L’inflexible raison d’état dicta la réponse du consciencieux ministre. Quel serait l’héritier de la couronne, le bâtard adultérin né pendant le mariage de la duchesse de Beaufort avec M. de Liancourt, ou celui qui viendrait après ? Le droit civil ne serait-il pas dans ce cas un obstacle plus grand encore que le droit politique ? Les princes de la maison de Bourbon ne feraient-ils pas, à leur tour, valoir leurs prétentions ? À ces sages réflexions Henri IV n’avait rien à répondre, mais, au fond de son cœur, il garda son espoir secret. Au mois de septembre, il réunit ses conseillers les plus intimes et les appela à délibérer sur la dissolution de son mariage. Tous reconnurent qu’il était indispensable de demander une nouvelle procuration à Marguerite, la première n’étant plus valable. Martin Langlois, l’homme de confiance de la reine, fut désigné pour cette mission, et Sillery choisi pour aller à Rome solliciter la dissolution du mariage ; mais il était indispensable, pour assurer le succès, qu’il eût en main la procuration de Marguerite. Son départ fut ajourné jusqu’au retour de Langlois.

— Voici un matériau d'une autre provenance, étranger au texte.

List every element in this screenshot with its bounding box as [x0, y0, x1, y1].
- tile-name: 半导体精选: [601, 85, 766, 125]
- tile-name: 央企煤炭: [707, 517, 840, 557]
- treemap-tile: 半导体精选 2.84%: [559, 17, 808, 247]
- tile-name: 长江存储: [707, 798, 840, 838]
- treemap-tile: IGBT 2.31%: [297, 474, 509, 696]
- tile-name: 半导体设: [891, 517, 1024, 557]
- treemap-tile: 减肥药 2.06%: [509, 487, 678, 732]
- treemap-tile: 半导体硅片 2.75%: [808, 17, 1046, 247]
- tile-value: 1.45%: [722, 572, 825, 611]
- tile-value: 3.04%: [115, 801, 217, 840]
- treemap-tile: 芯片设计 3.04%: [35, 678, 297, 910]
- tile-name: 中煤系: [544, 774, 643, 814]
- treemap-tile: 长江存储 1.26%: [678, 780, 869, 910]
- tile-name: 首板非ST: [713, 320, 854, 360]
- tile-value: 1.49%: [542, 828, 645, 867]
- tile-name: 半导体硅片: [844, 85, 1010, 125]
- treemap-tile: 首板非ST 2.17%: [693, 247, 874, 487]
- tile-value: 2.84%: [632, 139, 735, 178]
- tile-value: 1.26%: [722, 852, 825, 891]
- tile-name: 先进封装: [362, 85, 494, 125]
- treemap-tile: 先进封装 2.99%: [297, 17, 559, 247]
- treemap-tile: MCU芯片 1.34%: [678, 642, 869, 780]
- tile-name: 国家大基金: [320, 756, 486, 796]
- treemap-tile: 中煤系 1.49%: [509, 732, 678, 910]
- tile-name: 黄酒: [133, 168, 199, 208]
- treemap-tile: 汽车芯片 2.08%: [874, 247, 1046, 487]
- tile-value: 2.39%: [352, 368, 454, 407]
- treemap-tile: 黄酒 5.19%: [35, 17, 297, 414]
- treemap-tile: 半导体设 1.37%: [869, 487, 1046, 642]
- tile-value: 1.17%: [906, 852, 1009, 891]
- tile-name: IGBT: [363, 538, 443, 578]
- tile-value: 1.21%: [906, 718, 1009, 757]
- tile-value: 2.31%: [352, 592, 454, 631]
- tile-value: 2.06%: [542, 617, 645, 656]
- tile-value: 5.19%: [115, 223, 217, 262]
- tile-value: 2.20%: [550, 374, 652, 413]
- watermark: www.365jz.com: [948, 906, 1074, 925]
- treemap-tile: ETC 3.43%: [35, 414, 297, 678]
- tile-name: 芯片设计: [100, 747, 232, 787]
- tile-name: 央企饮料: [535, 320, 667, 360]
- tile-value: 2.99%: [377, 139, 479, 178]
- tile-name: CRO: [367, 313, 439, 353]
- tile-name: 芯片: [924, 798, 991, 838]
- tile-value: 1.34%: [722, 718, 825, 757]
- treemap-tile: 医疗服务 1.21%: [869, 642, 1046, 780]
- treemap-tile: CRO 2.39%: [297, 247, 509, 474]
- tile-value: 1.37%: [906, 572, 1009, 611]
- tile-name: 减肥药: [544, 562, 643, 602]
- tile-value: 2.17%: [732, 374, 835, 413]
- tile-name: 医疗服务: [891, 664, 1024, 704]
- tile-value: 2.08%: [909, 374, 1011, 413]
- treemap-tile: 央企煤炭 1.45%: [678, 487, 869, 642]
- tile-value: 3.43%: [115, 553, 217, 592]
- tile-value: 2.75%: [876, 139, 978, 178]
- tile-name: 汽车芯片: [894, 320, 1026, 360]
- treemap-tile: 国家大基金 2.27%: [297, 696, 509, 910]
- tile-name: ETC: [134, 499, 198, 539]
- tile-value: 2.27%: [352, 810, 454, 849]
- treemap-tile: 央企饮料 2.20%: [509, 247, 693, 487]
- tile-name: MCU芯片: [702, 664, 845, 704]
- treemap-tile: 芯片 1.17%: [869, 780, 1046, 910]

Au mois d’octobre suivant, Henri IV fut pris à Monceaux d’une violente fièvre. Le dévoûment que lui témoigna Gabrielle ne fit qu’augmenter l’affection qu’il lui portait. On peut en mesurer l’étendue au tendre billet qu’il lui adressa en quittant Monceaux : « Vous me conjurez, mes chères amours, d’emporter autant d’amour que je vous en laisse. Ah ! que vous m’avez fait plaisir ! car j’en ai tant que, croyant avoir tout emporté, je craignois qu’il ne vous en fût point demeuré. »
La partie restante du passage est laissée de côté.